Добавить в цитаты Настройки чтения

Страница 22 из 28



И неясно ещё, как потом отразится это моё упущение на общем развитии сына, а вдруг вызовет задержку, надо об этом спросить у …

– Да, Дим, мне некогда, перезвони позже, я ищу срочно всё желтое, кстати, миска на кухне…

– Зачем?

– Устраивать цветные недели для Паши, и так времени «в обрез»!

– Почему?

– Надо успеть до года?

– Почему?

– Почему? Почему? Потому что потом начнётся…

– Что начнётся? Ты в порядке? Лен, алло?

– Дима, не зли меня. Я стою на стуле с миской и…

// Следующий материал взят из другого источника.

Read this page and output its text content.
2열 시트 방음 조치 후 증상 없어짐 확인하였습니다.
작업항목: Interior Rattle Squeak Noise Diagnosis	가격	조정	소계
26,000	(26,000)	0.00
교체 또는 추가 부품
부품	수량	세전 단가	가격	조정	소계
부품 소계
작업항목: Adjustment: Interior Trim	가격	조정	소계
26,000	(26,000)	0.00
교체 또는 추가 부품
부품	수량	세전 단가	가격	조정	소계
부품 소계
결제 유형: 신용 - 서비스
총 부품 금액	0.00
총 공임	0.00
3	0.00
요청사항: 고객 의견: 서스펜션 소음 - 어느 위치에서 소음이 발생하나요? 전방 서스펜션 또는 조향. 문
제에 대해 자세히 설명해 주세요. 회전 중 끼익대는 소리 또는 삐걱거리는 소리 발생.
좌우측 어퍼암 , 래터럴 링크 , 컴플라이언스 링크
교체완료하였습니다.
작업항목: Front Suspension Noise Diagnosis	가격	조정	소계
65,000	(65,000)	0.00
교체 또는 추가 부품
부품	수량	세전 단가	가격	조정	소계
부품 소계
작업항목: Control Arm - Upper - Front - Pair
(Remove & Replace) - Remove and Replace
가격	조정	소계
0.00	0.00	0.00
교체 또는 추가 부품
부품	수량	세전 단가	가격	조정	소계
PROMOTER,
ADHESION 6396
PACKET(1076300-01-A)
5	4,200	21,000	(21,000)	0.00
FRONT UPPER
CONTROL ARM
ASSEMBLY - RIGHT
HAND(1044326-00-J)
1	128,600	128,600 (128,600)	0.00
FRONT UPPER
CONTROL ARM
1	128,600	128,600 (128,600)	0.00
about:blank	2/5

– Понял тебя, пока. Это посложнее будет, чем твоё «нельзя говорить «нельзя».

01.08.2014

Мне кажется, моему терпению скоро наступит конец, ей богу, нет ж в мире ничего вечного!

И я начну кричать, кричать на собственного ребёнка, человека, который перевернул мой мир с ног на голову: и в хорошем, и плохом смысле.

В хорошем – это когда он обнимает, и целует без конца, когда заливисто смеётся над чем-то для взрослого человека обыденным, например, на днях Паша заливался смехом, увидев, как мыльный пузырь лопнул, опустившись на лопух.

А в плохом – это про отсутствие сна, про то, что ем одной рукой, про то, что он до сих пор не теряет интерес к грязной обуви, про то что он, блядь, переворачивает мусорное ведро (что с этим делать?) и время от времени выкидывает все – все с полок, куда может дотянуться.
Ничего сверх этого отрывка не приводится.